Die Digitalisierung hat die Raumentwicklung erreicht
Das aktuelle Heft des «Forums Raumentwicklung» untersucht, wie die Digitalisierung und insbesondere die Nutzung von Geodaten die Raumentwicklung stärken kann und wo möglicherweise Fallstricke liegen.
Quelle: abbilder (CC BY 2.0)
Für Verkehrsplaner interessant: Um gefährliche Velo-Hotspots im Strassenverkehr zu identifizieren, messen Forscher des Karlsruher Instituts für Technologie (KIT) auch die Schweissausbrüche der Testfahrer.
Ob Mobilität, Arbeit, Freizeit, Konsum oder Wohnen, die Digitalisierung verändert alles. Auch die Nutzung des Raums wird von diesem Umbruch zunehmend geprägt, und zwar sehr vielfältig, wie das neue Heft «Forum Raumentwicklung» des Bundesamts für Raumentwicklung (ARE) zeigt.
So kommt der Leitartikel von Dirk Engelke, Professor für Raumentwicklung an der Hochschule für Technik Rapperswil (HSR), zum Schluss, dass die Digitalisierung als Technologiesprung die Städte verändern wird. Vernetzung, Teilautonomie und Dezentralisierung könnten dazu dienen, dass Bürger sich als Teil eines erweiterten Service public begreifen. Engelke mahnt aber, dass die Digitalisierung in der Raumentwicklung viel Know-how voraussetze – und appelliert an die Einrichtungen der Aus- und Weiterbildung, der Kompetenz wie Geoinformation genügend Aufmerksamkeit zu schenken.

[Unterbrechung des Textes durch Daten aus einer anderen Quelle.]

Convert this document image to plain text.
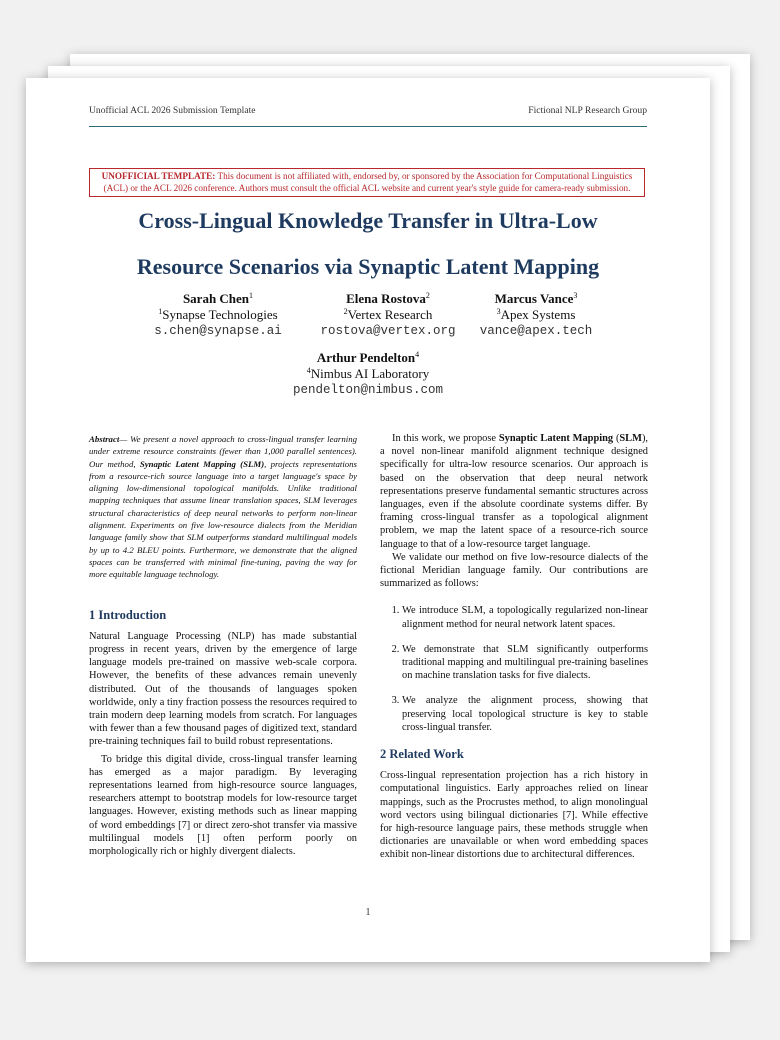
Unofficial ACL 2026 Submission Template	Fictional NLP Research Group
Cross-Lingual Knowledge Transfer in Ultra-Low
Resource Scenarios via Synaptic Latent Mapping
UNOFFICIAL TEMPLATE: This document is not affiliated with, endorsed by, or sponsored by the Association for Computational Linguistics (ACL) or the ACL 2026 conference. Authors must consult the official ACL website and current year's style guide for camera-ready submission.
Sarah Chen$^1$
$^1$Synapse Technologies
s.chen@synapse.ai
Elena Rostova$^2$
$^2$Vertex Research
rostova@vertex.org
Marcus Vance$^3$
$^3$Apex Systems
vance@apex.tech
Arthur Pendelton$^4$
$^4$Nimbus AI Laboratory
pendelton@nimbus.com

Abstract— We present a novel approach to cross-lingual transfer learning under extreme resource constraints (fewer than 1,000 parallel sentences). Our method, Synaptic Latent Mapping (SLM), projects representations from a resource-rich source language into a target language's space by aligning low-dimensional topological manifolds. Unlike traditional mapping techniques that assume linear translation spaces, SLM leverages structural characteristics of deep neural networks to perform non-linear alignment. Experiments on five low-resource dialects from the Meridian language family show that SLM outperforms standard multilingual models by up to 4.2 BLEU points. Furthermore, we demonstrate that the aligned spaces can be transferred with minimal fine-tuning, paving the way for more equitable language technology.

1 Introduction

Natural Language Processing (NLP) has made substantial progress in recent years, driven by the emergence of large language models pre-trained on massive web-scale corpora. However, the benefits of these advances remain unevenly distributed. Out of the thousands of languages spoken worldwide, only a tiny fraction possess the resources required to train modern deep learning models from scratch. For languages with fewer than a few thousand pages of digitized text, standard pre-training techniques fail to build robust representations.

To bridge this digital divide, cross-lingual transfer learning has emerged as a major paradigm. By leveraging representations learned from high-resource source languages, researchers attempt to bootstrap models for low-resource target languages. However, existing methods such as linear mapping of word embeddings [7] or direct zero-shot transfer via massive multilingual models [1] often perform poorly on morphologically rich or highly divergent dialects.

In this work, we propose Synaptic Latent Mapping (SLM), a novel non-linear manifold alignment technique designed specifically for ultra-low resource scenarios. Our approach is based on the observation that deep neural network representations preserve fundamental semantic structures across languages, even if the absolute coordinate systems differ. By framing cross-lingual transfer as a topological alignment problem, we map the latent space of a resource-rich source language to that of a low-resource target language.

We validate our method on five low-resource dialects of the fictional Meridian language family. Our contributions are summarized as follows:

1. We introduce SLM, a topologically regularized non-linear alignment method for neural network latent spaces.
2. We demonstrate that SLM significantly outperforms traditional mapping and multilingual pre-training baselines on machine translation tasks for five dialects.
3. We analyze the alignment process, showing that preserving local topological structure is key to stable cross-lingual transfer.
2 Related Work

Cross-lingual representation projection has a rich history in computational linguistics. Early approaches relied on linear mappings, such as the Procrustes method, to align monolingual word vectors using bilingual dictionaries [7]. While effective for high-resource language pairs, these methods struggle when dictionaries are unavailable or when word embedding spaces exhibit non-linear distortions due to architectural differences.

1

Junge kennen virtuelle Landschaften schon lange
Wie praxisnah beispielsweise die ETH das Thema behandelt, macht Adrienne Grêt-Regamey im Interview klar. Die Professorin am Institut für Raum- und Landschaftsentwicklung (IRL) der ETH Zürich nutzt für ihre Projekte vielfältige Instrumente auf der Basis von Geoinformationen, um bessere raumplanerische Lösungen zu erhalten.
Was für gestandene Fachleute teils neue Welten sind, ist für die heutigen Studierenden als Digital Natives weniger herausfordernd: «Diese haben schon als Jugendliche mit Spielen wie Minecraft gelernt, virtuelle Landschaften zu bauen», so Grêt-Regamey.

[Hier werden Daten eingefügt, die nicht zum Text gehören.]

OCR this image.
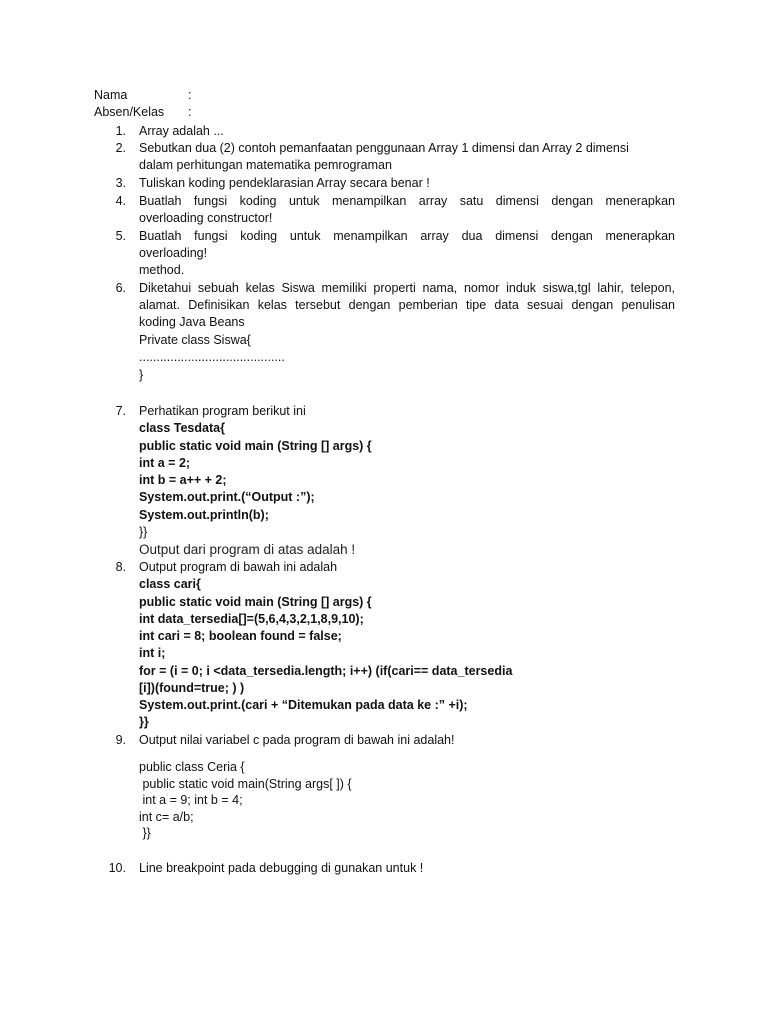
Nama	:
Absen/Kelas :
1. Array adalah ...
2. Sebutkan dua (2) contoh pemanfaatan penggunaan Array 1 dimensi dan Array 2 dimensi
dalam perhitungan matematika pemrograman
3. Tuliskan koding pendeklarasian Array secara benar !
4. Buatlah fungsi koding untuk menampilkan array satu dimensi dengan menerapkan
overloading constructor!
5. Buatlah fungsi koding untuk menampilkan array dua dimensi dengan menerapkan
overloading!
method.
6. Diketahui sebuah kelas Siswa memiliki properti nama, nomor induk siswa,tgl lahir, telepon,
alamat. Definisikan kelas tersebut dengan pemberian tipe data sesuai dengan penulisan
koding Java Beans
Private class Siswa{
..........................................
}
7. Perhatikan program berikut ini
class Tesdata{
public static void main (String [] args) {
int a = 2;
int b = a++ + 2;
System.out.print.(“Output :”);
System.out.println(b);
}}
Output dari program di atas adalah !
8. Output program di bawah ini adalah
class cari{
public static void main (String [] args) {
int data_tersedia[]=(5,6,4,3,2,1,8,9,10);
int cari = 8; boolean found = false;
int i;
for = (i = 0; i <data_tersedia.length; i++) (if(cari== data_tersedia
[i])(found=true; ) )
System.out.print.(cari + “Ditemukan pada data ke :” +i);
}}
9. Output nilai variabel c pada program di bawah ini adalah!
public class Ceria {
public static void main(String args[ ]) {
int a = 9; int b = 4;
int c= a/b;
}}
10. Line breakpoint pada debugging di gunakan untuk !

Modelle auf der Basis von Geodaten seien auch in Mitwirkungsprozessen sehr nützlich. Allerdings dürfe man die interessierten Laien nicht überfordern, müsse die Zahl der untersuchten Indikatoren beschränken und sich bewusst sein, dass bereits das Setting einer solchen Mitwirkung das Resultat beeinflusse.

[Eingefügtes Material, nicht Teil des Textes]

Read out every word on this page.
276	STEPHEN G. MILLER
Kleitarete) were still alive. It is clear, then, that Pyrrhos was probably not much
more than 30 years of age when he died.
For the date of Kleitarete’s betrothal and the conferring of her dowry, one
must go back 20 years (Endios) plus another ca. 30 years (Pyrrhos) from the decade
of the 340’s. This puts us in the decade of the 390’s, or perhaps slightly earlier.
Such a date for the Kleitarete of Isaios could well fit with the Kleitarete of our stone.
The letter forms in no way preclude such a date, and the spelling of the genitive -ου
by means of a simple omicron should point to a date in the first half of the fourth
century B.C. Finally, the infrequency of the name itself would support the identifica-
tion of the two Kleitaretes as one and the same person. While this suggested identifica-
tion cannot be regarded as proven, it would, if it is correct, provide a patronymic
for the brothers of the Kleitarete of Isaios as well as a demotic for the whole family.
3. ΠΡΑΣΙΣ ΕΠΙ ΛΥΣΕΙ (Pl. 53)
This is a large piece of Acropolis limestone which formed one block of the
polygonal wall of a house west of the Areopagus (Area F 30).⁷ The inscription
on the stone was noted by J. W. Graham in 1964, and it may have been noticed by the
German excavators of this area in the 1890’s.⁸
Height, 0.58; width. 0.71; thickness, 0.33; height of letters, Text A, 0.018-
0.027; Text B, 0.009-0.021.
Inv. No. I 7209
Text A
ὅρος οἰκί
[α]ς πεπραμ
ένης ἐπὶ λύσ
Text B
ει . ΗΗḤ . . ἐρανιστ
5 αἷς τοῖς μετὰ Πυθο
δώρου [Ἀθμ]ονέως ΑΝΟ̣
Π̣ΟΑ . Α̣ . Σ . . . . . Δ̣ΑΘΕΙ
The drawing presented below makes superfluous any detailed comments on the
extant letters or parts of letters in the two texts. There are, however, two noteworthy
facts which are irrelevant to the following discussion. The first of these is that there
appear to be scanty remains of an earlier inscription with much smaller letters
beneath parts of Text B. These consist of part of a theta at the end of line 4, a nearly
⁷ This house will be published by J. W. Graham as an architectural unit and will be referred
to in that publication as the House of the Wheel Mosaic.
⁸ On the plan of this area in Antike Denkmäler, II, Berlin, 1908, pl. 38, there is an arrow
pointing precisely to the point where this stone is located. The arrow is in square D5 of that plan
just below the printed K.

Wenn Verkehrsplaner Schweissausbrüche messen
Praxisnah arbeitet auch Peter Zeile, Forschungsgruppenleiter am Karlsruher Institut für Technologie (KIT). Um beispielsweise städtische Hotspots für Velofahrer, also besonders gefährliche Stellen, zu identifizieren, werden von den Testfahrern neben Zeit und Geokoordinaten auch die Parameter «Hauttemperatur» und «Hautleitfähigkeit» erfasst. Bricht also einem Probanden angesichts der akuten Gefahr im Stossverkehr der kalte Schweiss aus, wird diese Information registriert. Die Verkehrsplaner können bei der Nachprüfung eine Verbesserung der neuralgischen Stelle entwickeln.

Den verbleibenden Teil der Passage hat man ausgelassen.